I tried hard to enjoy my breakfast. The eggs were delicious and the hash browns just the way I liked them. Mrs Burkhart was long gone, of course. The only thing I might have accomplished was scaring her into doing something that would reveal what was going on here.
Why had she been talking to David Nolan?
The Sandler College auditorium was a red brick building complete with a church-like steeple and a tree-lined walkway that led to campus. With the sun out and the trees blazing with autumn, I remembered how I’d imagined college life when I was small.
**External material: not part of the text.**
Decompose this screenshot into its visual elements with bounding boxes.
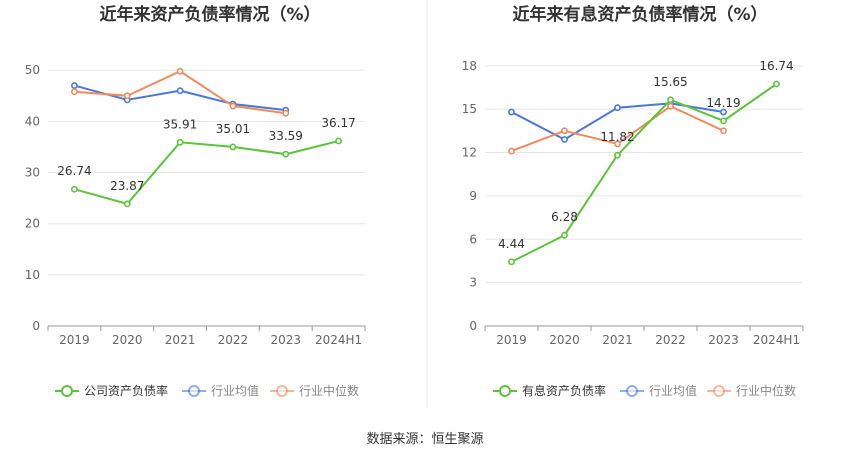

I’d read a lot of adventure novels back then and colleges were usually depicted in the books as places where young geniuses met wise older professors who encouraged them to take on tasks that would somehow change the world — open doors to other dimensions, help create a species of super-humans, make contact with beings from other galaxies. But alas, college days, my college days anyway, were mostly about beer, girls, and studying. All of which was fine. But I still wished I’d stood on a hill one night and been contacted by another planet, the way John Carter had been in my favorite Edgar Rice Burroughs novel.